Desafios na Implementação das Diretrizes
Ainda que a proposta tenha sido aprovada, existem desafios significativos a serem enfrentados para a sua eficácia. A disparidade entre os dados fornecidos pela gestão e a realidade encontrada nas escolas é um tema de preocupação. Como apontou o vereador Wendell Martins, frequentemente as estruturas planejadas nos organogramas não refletem a realidade vivida nas instituições. Um exemplo notável citado é a falta de ajustes estruturais para atender alunos com necessidades especiais, mesmo após esforços de acessibilidade.
Isso indica a necessidade de um acompanhamento rigoroso da implementação das diretrizes para assegurar que a legislação corresponda aos reais desafios enfrentados nas escolas.
A Repercussão da Aprovação na Comunidade Escolar
A aprovação desta lei gerou um impacto positivo na comunidade escolar, que aguarda ansiosamente as mudanças que ela pode trazer. Educadores, pais e alunos expressam otimismo com a possibilidade de uma educação mais humana e inclusiva. O envolvimento da categoria profissional na construção da proposta é uma das razões pela qual a comunidade acredita que as diretrizes serão aplicadas eficazmente.

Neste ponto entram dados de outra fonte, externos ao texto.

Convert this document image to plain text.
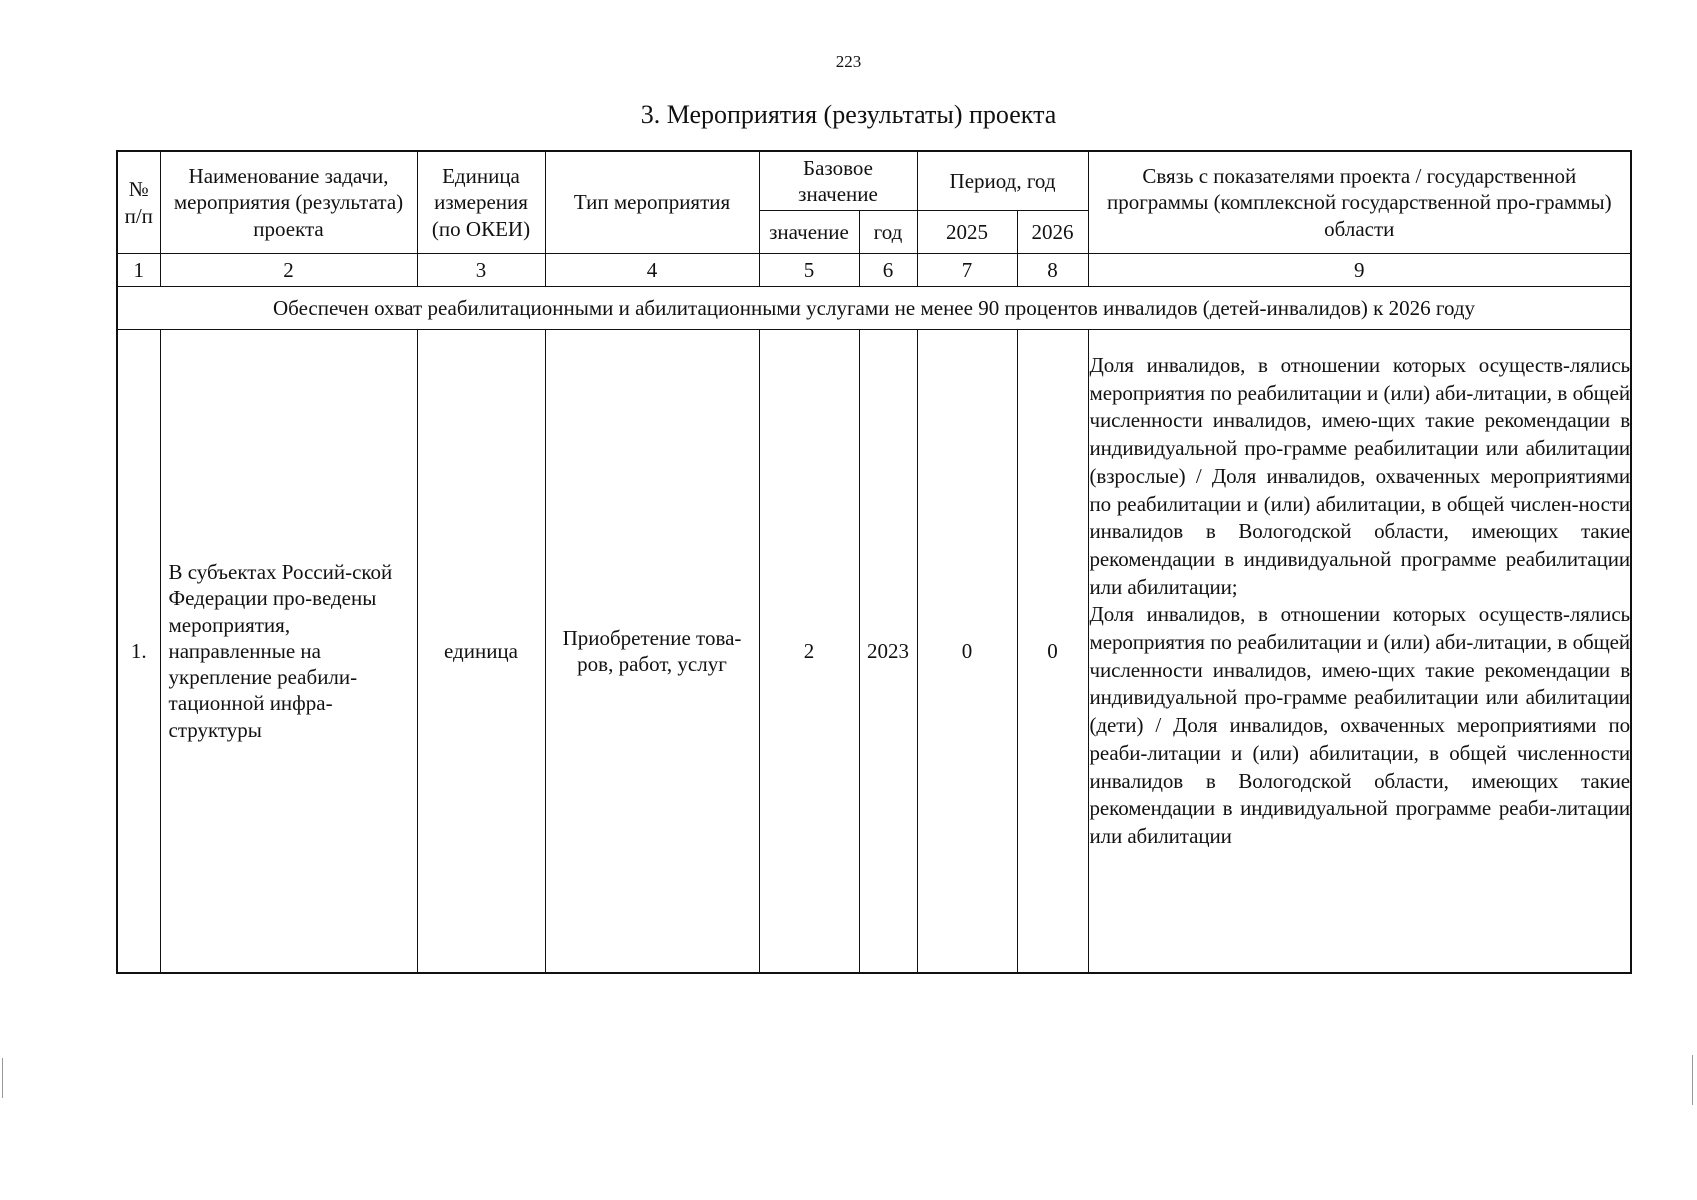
223
3. Мероприятия (результаты) проекта
№ п/п	Наименование задачи, мероприятия (результата) проекта	Единица измерения (по ОКЕИ)	Тип мероприятия	Базовое значение		Период, год		Связь с показателями проекта / государственной программы (комплексной государственной про-граммы) области
				значение	год	2025	2026	
1	2	3	4	5	6	7	8	9
Обеспечен охват реабилитационными и абилитационными услугами не менее 90 процентов инвалидов (детей-инвалидов) к 2026 году								
1.	В субъектах Россий-ской Федерации про-ведены мероприятия, направленные на укрепление реабили-тационной инфра-структуры	единица	Приобретение това-ров, работ, услуг	2	2023	0	0	Доля инвалидов, в отношении которых осуществ-лялись мероприятия по реабилитации и (или) аби-литации, в общей численности инвалидов, имею-щих такие рекомендации в индивидуальной про-грамме реабилитации или абилитации (взрослые) / Доля инвалидов, охваченных мероприятиями по реабилитации и (или) абилитации, в общей числен-ности инвалидов в Вологодской области, имеющих такие рекомендации в индивидуальной программе реабилитации или абилитации;
Доля инвалидов, в отношении которых осуществ-лялись мероприятия по реабилитации и (или) аби-литации, в общей численности инвалидов, имею-щих такие рекомендации в индивидуальной про-грамме реабилитации или абилитации (дети) / Доля инвалидов, охваченных мероприятиями по реаби-литации и (или) абилитации, в общей численности инвалидов в Вологодской области, имеющих такие рекомендации в индивидуальной программе реаби-литации или абилитации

Transparência e Gestão dos Recursos Públicos
A transparência na gestão dos recursos públicos é um aspecto fundamental para a implementação das diretrizes. A população e os profissionais da educação esperam que haja um acompanhamento rigoroso sobre a destinação dos recursos, especialmente em projetos que envolvem o bem-estar dos alunos. A falta de clareza pode levar à desconfiança e a uma sensação de descaso por parte do poder público.
É imperativo que a gestão comunique claramente como os recursos estão sendo utilizados e que haja um espaço aberto para que a comunidade possa questionar e sugerir melhorias.
Construindo uma Educação mais Humana
O verdadeiro alvo desta nova legislação é mover a educação pública para um patamar onde as necessidades emocionais e sociais dos alunos sejam colocadas em primeiro lugar. Enfatizando valores como acolhimento, dignidade e respeito, o objetivo é formar um ambiente onde todos os estudantes possam prosperar, independentemente de suas circunstâncias.
Essa transformação requer a colaboração de diversos setores da sociedade, incluindo educadores, psicólogos, assistentes sociais, e, claro, as famílias dos alunos.
A Mobilização da Categoria Profissional
A mobilização dos profissionais das áreas de Psicologia e Assistência Social foi crucial para o progresso dessa proposta. O corpo profissional uniu forças para informar os legisladores sobre a importância de seu trabalho e como este impacta diretamente o sucesso educacional dos estudantes.
Próximos Passos para a Eficácia da Lei
Os próximos passos incluem a sanção ou veto da prefeita Esmênia Miranda, com um prazo estipulado de 15 dias para essa decisão. Após a sanção, será fundamental que a implementação das diretrizes aconteça de maneira ágil e eficaz, acompanhada de perto por todos os envolvidos na educação no município.
A partir deste momento, a sociedade aguarda começar a ver ações concretas que comprovem o compromisso da administração pública com uma educação mais inclusiva e atenta às realidades de seus alunos. O futuro da educação em São Luís pode, enfim, se tornar um exemplo de paradigma positivo e transformador para outras instituições ao redor do Brasil.